PO146

Predicting failure behaviour - using mathematical statistics to estimate the bathtub curve.

Helene Seyr, Michael Muskulus
Norwegian University of Science and Technology, Department for Civil and Environmental Engineering, Trondheim, Norway

Abstract

Knowledge about the failure behaviour in offshore wind turbines is valuable for operations and maintenance. It is beneficial to planning preventive maintenance actions, deciding on a maintenance strategy and is implemented in numerous wind farm models.

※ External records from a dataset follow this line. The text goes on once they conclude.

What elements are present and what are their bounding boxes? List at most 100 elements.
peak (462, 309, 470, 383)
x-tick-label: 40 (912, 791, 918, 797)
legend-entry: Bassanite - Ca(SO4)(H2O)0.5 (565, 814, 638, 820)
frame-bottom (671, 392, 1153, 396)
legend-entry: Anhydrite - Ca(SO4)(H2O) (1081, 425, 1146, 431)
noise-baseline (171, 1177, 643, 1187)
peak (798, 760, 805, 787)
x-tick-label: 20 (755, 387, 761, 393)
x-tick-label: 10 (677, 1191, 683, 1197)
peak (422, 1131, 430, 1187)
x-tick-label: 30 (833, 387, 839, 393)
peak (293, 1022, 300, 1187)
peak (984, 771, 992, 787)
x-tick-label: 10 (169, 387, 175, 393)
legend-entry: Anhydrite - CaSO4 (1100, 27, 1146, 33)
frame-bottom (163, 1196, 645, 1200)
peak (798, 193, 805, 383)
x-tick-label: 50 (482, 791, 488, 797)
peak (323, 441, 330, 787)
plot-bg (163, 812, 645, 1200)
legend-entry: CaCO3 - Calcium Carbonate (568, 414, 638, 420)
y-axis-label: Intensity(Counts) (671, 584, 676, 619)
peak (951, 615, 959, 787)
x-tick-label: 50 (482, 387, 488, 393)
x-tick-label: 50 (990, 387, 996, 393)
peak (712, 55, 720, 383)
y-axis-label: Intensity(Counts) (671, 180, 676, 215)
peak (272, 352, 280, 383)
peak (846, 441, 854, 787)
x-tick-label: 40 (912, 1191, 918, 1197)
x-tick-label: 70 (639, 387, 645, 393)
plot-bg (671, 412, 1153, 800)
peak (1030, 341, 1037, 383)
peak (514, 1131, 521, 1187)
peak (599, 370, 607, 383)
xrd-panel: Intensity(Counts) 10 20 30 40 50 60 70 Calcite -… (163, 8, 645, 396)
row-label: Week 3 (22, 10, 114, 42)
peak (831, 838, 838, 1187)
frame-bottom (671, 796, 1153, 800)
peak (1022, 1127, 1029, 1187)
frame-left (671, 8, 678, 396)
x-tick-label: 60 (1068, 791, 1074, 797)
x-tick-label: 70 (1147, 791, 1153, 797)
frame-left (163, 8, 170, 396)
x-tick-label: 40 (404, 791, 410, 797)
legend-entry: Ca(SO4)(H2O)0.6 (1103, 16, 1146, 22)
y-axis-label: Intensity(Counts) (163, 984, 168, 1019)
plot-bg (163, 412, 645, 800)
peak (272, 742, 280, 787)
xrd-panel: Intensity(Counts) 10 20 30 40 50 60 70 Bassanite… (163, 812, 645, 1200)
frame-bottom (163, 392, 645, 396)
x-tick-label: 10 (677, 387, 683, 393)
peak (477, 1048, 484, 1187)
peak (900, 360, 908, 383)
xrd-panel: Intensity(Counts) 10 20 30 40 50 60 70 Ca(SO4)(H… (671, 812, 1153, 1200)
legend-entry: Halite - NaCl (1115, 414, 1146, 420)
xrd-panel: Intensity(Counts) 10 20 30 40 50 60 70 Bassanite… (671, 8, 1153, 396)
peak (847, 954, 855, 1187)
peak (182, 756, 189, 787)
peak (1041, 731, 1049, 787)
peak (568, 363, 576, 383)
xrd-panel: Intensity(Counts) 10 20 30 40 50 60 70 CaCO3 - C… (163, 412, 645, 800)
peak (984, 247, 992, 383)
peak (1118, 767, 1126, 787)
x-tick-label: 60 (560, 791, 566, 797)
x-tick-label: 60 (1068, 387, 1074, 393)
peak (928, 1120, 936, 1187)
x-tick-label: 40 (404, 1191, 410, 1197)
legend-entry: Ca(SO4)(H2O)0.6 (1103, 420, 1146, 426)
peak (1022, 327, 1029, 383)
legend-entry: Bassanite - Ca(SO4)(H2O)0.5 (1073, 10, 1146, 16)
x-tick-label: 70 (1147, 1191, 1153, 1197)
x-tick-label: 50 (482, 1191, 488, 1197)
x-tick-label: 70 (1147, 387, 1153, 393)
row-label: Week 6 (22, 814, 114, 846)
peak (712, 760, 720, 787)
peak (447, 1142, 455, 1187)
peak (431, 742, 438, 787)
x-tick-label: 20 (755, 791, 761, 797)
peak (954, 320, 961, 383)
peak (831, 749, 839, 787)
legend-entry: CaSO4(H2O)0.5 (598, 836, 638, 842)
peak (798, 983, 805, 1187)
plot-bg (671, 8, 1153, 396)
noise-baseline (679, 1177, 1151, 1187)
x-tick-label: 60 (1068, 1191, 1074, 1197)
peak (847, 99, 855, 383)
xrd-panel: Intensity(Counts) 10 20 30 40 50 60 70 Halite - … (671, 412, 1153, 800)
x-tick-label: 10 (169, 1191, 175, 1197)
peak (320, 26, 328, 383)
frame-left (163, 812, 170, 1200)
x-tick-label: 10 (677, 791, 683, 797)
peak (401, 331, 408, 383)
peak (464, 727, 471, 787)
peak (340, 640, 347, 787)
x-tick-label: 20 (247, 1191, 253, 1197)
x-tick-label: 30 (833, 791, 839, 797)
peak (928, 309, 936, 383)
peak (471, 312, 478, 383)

Using mathematical statistics, we developed a method to estimate the bathtub curve from the observed dates of component failures.
Ziegler et al. showed in their presentation at the Wind Europe summit in Hamburg in 2016 the sensitivity of lifetime extension calculations to the parameters of the bathtub curve. In their analysis, the bathtub curve was fitted using average failure rates over an 8-year period and adding multiple assumptions and constraints to the shape of the curve. The new method presented here does not rely on assumptions about the shape of the curve and uses failure dates instead of averaged failure rates.
This new method has the advantage that it can be used independent of any knowledge about the failure behaviour. On the other hand the model also allows the input of expert opinion in the optimization, were the parameters can be refined by restricting the possible values or awarding likely values a higher probability in the model.

Method

The novel method presented here is able to estimate the bathtub curve from observed failure dates. A function base is chosen and optimisation uses Maximum Likelihood estimation. In addition to failure data, expert opinion can be used as input, restricting the possible parameters for the shape of the bathtub curve using Bayes law.
To test the method, an assumed bathtub curve is used to simulate failure behaviour in different components. The data are then used to estimate the parameters of a bathtub curve with a given function base. This function base consists here of three exponential functions, where the shape parameter is negative, equal to zero and positive respectively. The optimal parameters are chosen, based on their likelihood to result in the observed failure dates.

Results

The quality of the estimation method can be easily assessed, since the failure dates have previously been generated based on a known bathtub curve. The assumed change in failure rates that was previously assumed could be reproduced relatively well. The fitting of parameters and estimation of the failure function is achieved in the very same way for failure data from an offshore wind farm.
The method presented here is not restricted to the offshore wind industry and can be applied to a variety of other industries and research fields.

Conclusions

The novel method presented here enables the user to estimate the bathtub curve from observed failure data and hence makes it possible to predict failure behaviour. The estimation of the bathtub curve can be used for remaining useful life estimation and assessment of the economic viability of lifetime extension.
The use of elaborate mathematical and statistical methods combined with industry experience can lead to an improved understanding of failure behaviour in offshore wind turbines. The method can be extended to other industries by adding industry specific experience and data.

Objectives

- To understand the challenges of estimating a function describing the failure behaviour from observations.
- To realize the potential of the novel method.
- To create awareness that the used method can be used for problems in operations and maintenance of multiple industries.
- To recognize the importance of combining industry experience and mathematical concepts in order to optimize failure prediction.